- Theatrical release poster
- Directed by: W. J. Lincoln
- Written by: John Boyle O'Reilly W. J. Lincoln
- Based on: novel Moondyne by John Boyle O'Reilly
- Starring: George Bryant Godfrey Cass Roy Redgrave
- Cinematography: Maurice Bertel
- Production company: Lincoln-Cass Films
- Release date: 1 September 1913;
- Running time: over 3,000 feet
- Country: Australia
- Languages: Silent English intertitles

= Moondyne (film) =

Moondyne is a 1913 Australian film from the Lincoln-Cass Film Company based on the novel Moondyne. It was the second film from Lincoln Cass.

It is considered a lost film.
==Plot==
In 1848, convict Joe is assigned as a labourer to settler Isaac Bowman in Western Australia. Joe escapes and takes refuge with a group of aboriginals led by Te Mana Roa, who tell him about a mountain of gold.

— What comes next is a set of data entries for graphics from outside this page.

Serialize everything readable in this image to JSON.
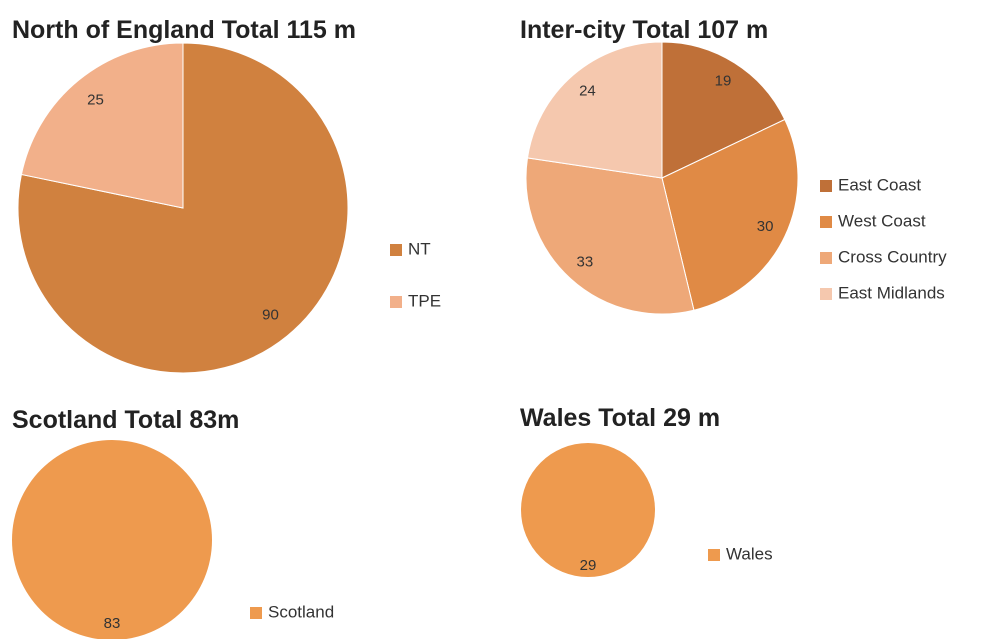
{
  "chart_data": [
    {
      "type": "pie",
      "title": "North of England Total 115 m",
      "categories": [
        "NT",
        "TPE"
      ],
      "values": [
        90,
        25
      ],
      "colors": [
        "#d0813f",
        "#f2b08a"
      ]
    },
    {
      "type": "pie",
      "title": "Inter-city Total 107 m",
      "categories": [
        "East Coast",
        "West Coast",
        "Cross Country",
        "East Midlands"
      ],
      "values": [
        19,
        30,
        33,
        24
      ],
      "colors": [
        "#bf7038",
        "#e08a45",
        "#eea878",
        "#f5c8ae"
      ]
    },
    {
      "type": "pie",
      "title": "Scotland Total 83m",
      "categories": [
        "Scotland"
      ],
      "values": [
        83
      ],
      "colors": [
        "#ee9a4e"
      ]
    },
    {
      "type": "pie",
      "title": "Wales Total 29 m",
      "categories": [
        "Wales"
      ],
      "values": [
        29
      ],
      "colors": [
        "#ee9a4e"
      ]
    }
  ]
}
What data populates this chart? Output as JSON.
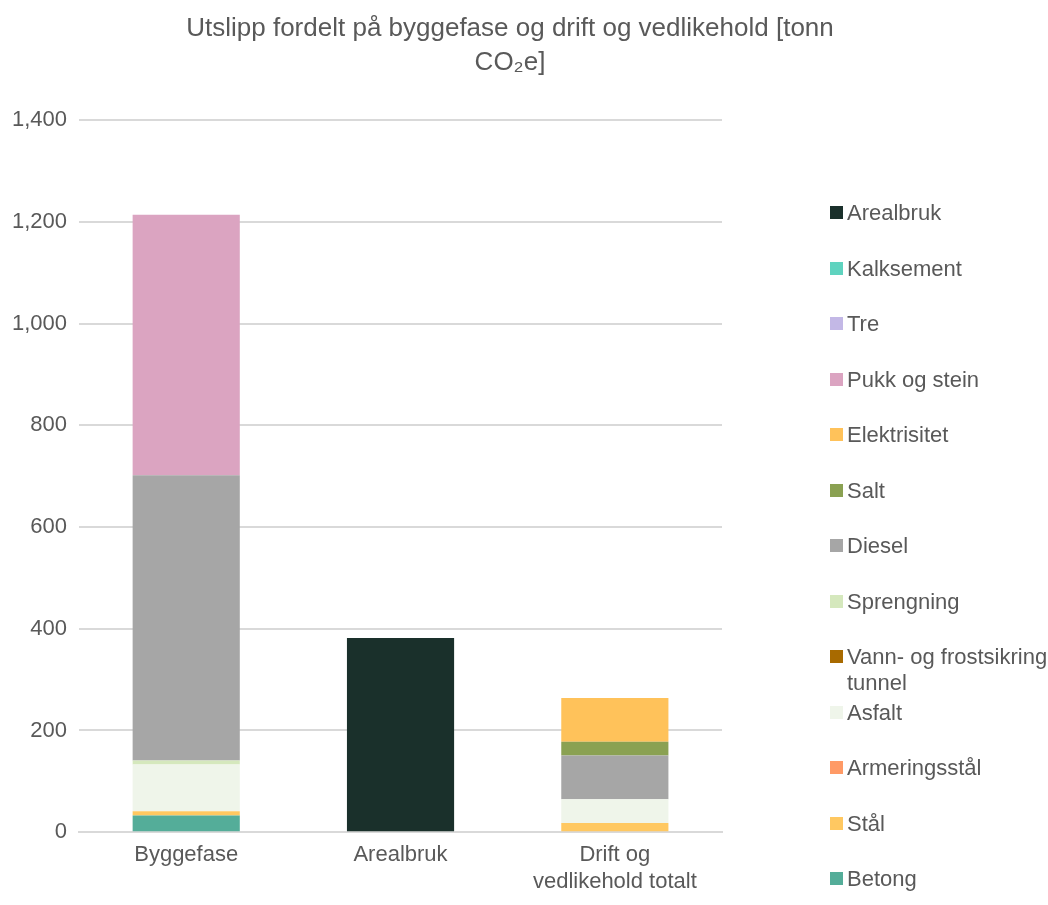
{
  "chart_data": {
    "type": "bar",
    "title": "Utslipp fordelt på byggefase og drift og vedlikehold [tonn CO₂e]",
    "categories": [
      "Byggefase",
      "Arealbruk",
      "Drift og vedlikehold totalt"
    ],
    "stacked": true,
    "ylim": [
      0,
      1400
    ],
    "yticks": [
      0,
      200,
      400,
      600,
      800,
      {
        "value": 1000,
        "label": "1,000"
      },
      {
        "value": 1200,
        "label": "1,200"
      },
      {
        "value": 1400,
        "label": "1,400"
      }
    ],
    "grid": "y",
    "legend": "right",
    "series": [
      {
        "name": "Betong",
        "color": "#54ad99",
        "values": [
          33,
          0,
          0
        ]
      },
      {
        "name": "Stål",
        "color": "#ffc861",
        "values": [
          8,
          0,
          18
        ]
      },
      {
        "name": "Armeringsstål",
        "color": "#ff9a66",
        "values": [
          0,
          0,
          0
        ]
      },
      {
        "name": "Asfalt",
        "color": "#eff5ea",
        "values": [
          92,
          0,
          47
        ]
      },
      {
        "name": "Vann- og frostsikring tunnel",
        "color": "#a86a00",
        "values": [
          0,
          0,
          0
        ]
      },
      {
        "name": "Sprengning",
        "color": "#d5e8bd",
        "values": [
          8,
          0,
          0
        ]
      },
      {
        "name": "Diesel",
        "color": "#a6a6a6",
        "values": [
          561,
          0,
          86
        ]
      },
      {
        "name": "Salt",
        "color": "#8aa152",
        "values": [
          0,
          0,
          27
        ]
      },
      {
        "name": "Elektrisitet",
        "color": "#ffc25a",
        "values": [
          0,
          0,
          86
        ]
      },
      {
        "name": "Pukk og stein",
        "color": "#dba4c1",
        "values": [
          512,
          0,
          0
        ]
      },
      {
        "name": "Tre",
        "color": "#c3b8e6",
        "values": [
          0,
          0,
          0
        ]
      },
      {
        "name": "Kalksement",
        "color": "#5fd3bf",
        "values": [
          0,
          0,
          0
        ]
      },
      {
        "name": "Arealbruk",
        "color": "#1a302b",
        "values": [
          0,
          382,
          0
        ]
      }
    ]
  }
}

Bowman recaptures Joe, who tells him about the mine. Bowman goes to the mine, kills the chief and loads his horse with gold, but ends up perishing in the desert, leaving Joe with his aboriginal friends.

==Cast==
- George Bryant as Joe Moondyne
- Roy Redgrave as Isaac Bowman
- Godfrey Cass as Te Mana Roa

==Production==
The film was shot in and around Melbourne.

==Reception==
According to one review:
The true story of Joe Gilchrist, though poetised in the drama to some extent, affords scope for much dramatic feeling and scenic display, and the many views of Australian scenery are delightful. The acting is vigorous and full of character, and the photographic work sharp and clear. Generally, it may be said that 'Moondyne' is quite up to American and European standard, and should command much attention in other parts of the world.